Caderneta de poupança registra captação líquida positiva pela 1ª vez em 2026

Fachada do Banco Central do Brasil em Brasília
Banco Central, em Brasília (DF). Foto: Michel Jesus/Agência O Globo

Em maio, depósitos superaram saques em R$ 2,6 bilhões. O saldo total atingiu R$ 1,014 trilhão, mas a competição com a renda fixa permanece.

A caderneta de poupança registrou um marco importante em maio de 2026: pela primeira vez no ano, os depósitos superaram as retiradas, resultando em uma captação líquida positiva de R$ 2,6 bilhões. A decisão, monitorada pelo Banco Central, sinaliza uma mudança no comportamento dos investidores, interrompendo uma sequência de quatro meses de saídas líquidas. A relevância deste dado reside na indicação de uma possível retomada de confiança na modalidade, apesar de seu desempenho acumulado no ano ainda ser negativo em R$ 39,1 bilhões.

Os números oficiais divulgados nesta terça-feira, 09/06/2026, revelam que os brasileiros depositaram R$ 368,4 bilhões e sacaram R$ 365,8 bilhões durante o mês. Essa diferença de R$ 2,603 bilhões injetou otimismo na aplicação tradicional. Ao final de maio, o montante total aplicado na poupança alcançou R$ 1,014 trilhão. Além da entrada líquida, os rendimentos creditados aos poupadores somaram R$ 6,18 bilhões no mesmo período, demonstrando que a aplicação ainda gera ganhos.
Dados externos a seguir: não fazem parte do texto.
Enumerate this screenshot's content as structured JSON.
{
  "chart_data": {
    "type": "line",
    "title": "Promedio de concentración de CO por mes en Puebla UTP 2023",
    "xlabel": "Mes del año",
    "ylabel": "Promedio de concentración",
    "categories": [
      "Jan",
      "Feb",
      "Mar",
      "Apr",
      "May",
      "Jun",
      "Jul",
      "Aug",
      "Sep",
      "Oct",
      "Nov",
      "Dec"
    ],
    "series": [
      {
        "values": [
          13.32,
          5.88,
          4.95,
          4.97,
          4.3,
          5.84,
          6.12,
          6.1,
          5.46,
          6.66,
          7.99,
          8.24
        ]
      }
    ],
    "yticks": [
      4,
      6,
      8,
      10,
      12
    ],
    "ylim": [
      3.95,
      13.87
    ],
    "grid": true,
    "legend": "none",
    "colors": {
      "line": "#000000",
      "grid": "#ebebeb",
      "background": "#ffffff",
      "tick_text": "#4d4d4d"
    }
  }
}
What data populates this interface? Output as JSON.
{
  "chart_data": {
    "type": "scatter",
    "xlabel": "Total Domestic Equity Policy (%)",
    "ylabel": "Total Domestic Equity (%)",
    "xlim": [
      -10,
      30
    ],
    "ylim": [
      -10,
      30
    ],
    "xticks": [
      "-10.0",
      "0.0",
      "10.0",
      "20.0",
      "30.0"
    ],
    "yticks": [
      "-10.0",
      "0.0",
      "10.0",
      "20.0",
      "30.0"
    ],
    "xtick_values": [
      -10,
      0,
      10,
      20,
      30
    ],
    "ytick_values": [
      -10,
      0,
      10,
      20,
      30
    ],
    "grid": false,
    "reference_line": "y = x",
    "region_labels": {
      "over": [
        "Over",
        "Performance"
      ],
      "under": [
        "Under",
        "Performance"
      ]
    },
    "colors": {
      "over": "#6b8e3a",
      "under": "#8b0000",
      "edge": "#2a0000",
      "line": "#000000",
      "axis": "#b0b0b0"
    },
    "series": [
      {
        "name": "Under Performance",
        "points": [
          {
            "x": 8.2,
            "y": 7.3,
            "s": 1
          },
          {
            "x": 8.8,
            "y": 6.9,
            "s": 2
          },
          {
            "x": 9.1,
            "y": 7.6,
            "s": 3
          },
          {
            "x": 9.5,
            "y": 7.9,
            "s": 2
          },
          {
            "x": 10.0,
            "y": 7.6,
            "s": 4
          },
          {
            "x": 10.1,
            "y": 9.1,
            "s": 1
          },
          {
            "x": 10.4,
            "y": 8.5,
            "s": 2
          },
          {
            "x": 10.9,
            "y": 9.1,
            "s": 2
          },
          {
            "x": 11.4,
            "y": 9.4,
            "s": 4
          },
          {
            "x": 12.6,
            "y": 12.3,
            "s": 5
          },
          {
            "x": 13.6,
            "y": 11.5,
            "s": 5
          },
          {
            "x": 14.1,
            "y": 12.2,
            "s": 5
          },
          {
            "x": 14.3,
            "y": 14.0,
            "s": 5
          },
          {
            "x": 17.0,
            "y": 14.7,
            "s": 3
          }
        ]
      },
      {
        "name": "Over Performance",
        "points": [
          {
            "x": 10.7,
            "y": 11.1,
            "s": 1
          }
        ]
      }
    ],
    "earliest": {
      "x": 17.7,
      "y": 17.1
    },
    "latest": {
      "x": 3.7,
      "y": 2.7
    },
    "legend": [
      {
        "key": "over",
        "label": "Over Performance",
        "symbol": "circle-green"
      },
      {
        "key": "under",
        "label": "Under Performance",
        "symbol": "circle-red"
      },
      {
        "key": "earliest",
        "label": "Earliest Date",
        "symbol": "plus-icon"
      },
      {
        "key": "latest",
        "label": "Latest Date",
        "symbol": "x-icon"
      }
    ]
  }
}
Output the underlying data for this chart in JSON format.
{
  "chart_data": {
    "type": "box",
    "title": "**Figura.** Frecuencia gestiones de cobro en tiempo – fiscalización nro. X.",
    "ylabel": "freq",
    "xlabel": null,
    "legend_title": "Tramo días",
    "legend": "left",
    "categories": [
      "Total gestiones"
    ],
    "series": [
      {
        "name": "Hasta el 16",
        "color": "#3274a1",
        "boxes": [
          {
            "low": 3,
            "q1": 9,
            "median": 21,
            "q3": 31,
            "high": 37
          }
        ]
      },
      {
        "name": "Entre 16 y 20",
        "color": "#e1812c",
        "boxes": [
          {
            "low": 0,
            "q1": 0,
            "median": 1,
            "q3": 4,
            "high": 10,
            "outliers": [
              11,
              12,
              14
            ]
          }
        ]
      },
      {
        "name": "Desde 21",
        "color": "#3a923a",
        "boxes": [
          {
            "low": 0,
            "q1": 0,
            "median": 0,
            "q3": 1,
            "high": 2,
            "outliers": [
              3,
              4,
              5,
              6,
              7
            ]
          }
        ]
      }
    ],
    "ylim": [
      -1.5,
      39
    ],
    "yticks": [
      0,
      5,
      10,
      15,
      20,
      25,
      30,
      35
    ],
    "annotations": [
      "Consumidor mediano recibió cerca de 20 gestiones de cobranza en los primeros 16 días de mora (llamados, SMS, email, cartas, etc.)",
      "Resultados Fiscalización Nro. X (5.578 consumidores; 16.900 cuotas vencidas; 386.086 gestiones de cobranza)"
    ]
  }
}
O resultado de maio contrasta fortemente com os meses anteriores. Em abril, por exemplo, a poupança sofreu uma retirada líquida de R$ 476,4 milhões. O fluxo positivo agora pode indicar uma busca por segurança ou uma estratégia de reserva financeira para emergências e projetos futuros por parte da população, que vê na poupança uma aplicação acessível e de baixo risco.

A maior parte dos recursos, R$ 760,7 bilhões, permanece alocada no SBPE (Sistema Brasileiro de Poupança e Empréstimo), com captação líquida positiva de R$ 2,3 bilhões em maio, reforçando seu papel no financiamento imobiliário. A poupança rural também contribuiu positivamente, com R$ 308,5 milhões em entradas líquidas e um saldo de R$ 253,7 bilhões.

Apesar do resultado positivo, especialistas alertam que a caderneta de poupança ainda enfrenta forte concorrência. Aplicações de renda fixa, impulsionadas pelas atuais taxas de juros, continuam a atrair investidores que buscam maior rentabilidade. A decisão de onde aplicar os recursos financeiros impacta diretamente o planejamento pessoal e a construção de patrimônio de milhões de brasileiros.